Main uses of copper
Approximately 65% of copper produced is used for electrical applications. Copper has the highest electrical conductivity of any metal, apart from silver, leading to applications in:
- Power generation and transmission - motors, generators and transformers provide and deliver electricity safely and efficiently to homes and businesses. As newer, larger offices are built requiring air conditioning and ventilation systems, the demand for copper wire increases further.
- Electrical equipment providing circuitry, wiring and contacts for PCs, TVs and mobile phones.
25% of all the copper produced is used in buildings, for plumbing, roofing and cladding.
Copper provides light, durable maintenance-free structures that are naturally good looking, long lasting and fully recyclable.
Copper was first used by the ancient Egyptians for water piping; samples taken from a temple dated 2750 BC are still in good condition. Copper was also used by the Romans as water pipes and cisterns.

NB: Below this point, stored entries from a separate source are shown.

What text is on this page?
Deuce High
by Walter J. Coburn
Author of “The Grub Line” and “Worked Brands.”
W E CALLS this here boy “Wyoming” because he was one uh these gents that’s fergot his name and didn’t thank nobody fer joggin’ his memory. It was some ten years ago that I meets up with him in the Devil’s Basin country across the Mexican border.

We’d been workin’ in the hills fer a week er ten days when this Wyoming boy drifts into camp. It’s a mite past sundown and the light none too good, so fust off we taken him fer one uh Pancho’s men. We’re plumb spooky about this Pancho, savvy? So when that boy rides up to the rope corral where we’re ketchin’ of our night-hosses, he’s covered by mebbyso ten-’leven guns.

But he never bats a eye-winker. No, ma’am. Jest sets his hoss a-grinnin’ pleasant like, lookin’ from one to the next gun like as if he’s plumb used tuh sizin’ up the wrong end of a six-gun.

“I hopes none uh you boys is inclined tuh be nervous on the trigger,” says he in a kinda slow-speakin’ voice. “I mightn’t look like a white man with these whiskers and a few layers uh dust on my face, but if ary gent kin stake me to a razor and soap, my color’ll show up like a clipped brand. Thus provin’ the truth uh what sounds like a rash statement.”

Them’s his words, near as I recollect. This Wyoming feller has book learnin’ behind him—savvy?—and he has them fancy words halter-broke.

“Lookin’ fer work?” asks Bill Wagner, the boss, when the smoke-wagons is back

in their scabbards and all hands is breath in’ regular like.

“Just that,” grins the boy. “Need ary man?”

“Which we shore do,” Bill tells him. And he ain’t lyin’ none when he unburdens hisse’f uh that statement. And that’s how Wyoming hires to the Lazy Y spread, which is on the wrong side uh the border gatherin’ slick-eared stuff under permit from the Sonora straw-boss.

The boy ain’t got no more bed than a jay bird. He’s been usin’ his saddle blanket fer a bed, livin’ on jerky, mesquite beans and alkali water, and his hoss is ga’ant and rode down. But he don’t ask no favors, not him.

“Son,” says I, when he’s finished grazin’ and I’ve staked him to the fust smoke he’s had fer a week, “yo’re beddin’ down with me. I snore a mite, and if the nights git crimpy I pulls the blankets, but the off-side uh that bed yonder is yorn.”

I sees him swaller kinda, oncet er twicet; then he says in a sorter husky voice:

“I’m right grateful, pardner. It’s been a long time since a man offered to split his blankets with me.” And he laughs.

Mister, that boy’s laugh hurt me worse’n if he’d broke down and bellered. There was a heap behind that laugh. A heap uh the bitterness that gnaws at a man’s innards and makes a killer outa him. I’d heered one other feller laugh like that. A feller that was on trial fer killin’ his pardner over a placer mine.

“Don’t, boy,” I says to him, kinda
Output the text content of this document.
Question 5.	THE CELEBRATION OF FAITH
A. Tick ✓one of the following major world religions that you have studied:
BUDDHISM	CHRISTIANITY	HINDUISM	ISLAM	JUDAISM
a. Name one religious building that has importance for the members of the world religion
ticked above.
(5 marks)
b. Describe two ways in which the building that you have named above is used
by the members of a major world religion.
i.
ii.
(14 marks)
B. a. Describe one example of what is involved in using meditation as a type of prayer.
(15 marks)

Trains, trams, cars and lorries all need copper and transport accounts for 7% of copper usage.
The high purity copper wire harness system carries the current from the battery throughout the vehicle to equipment such as lights, central locking, on board computers and satellite navigation systems. Electric motors, which are wound with high conductivity wire, are used in many of these devices. The average car contains about 1km of wire.
Electric super trams in cities such as Manchester, Sheffield and Croydon, provide clean, efficient transport powered by electric motors. The overhead contact wires are either copper-silver or copper-cadmium alloys.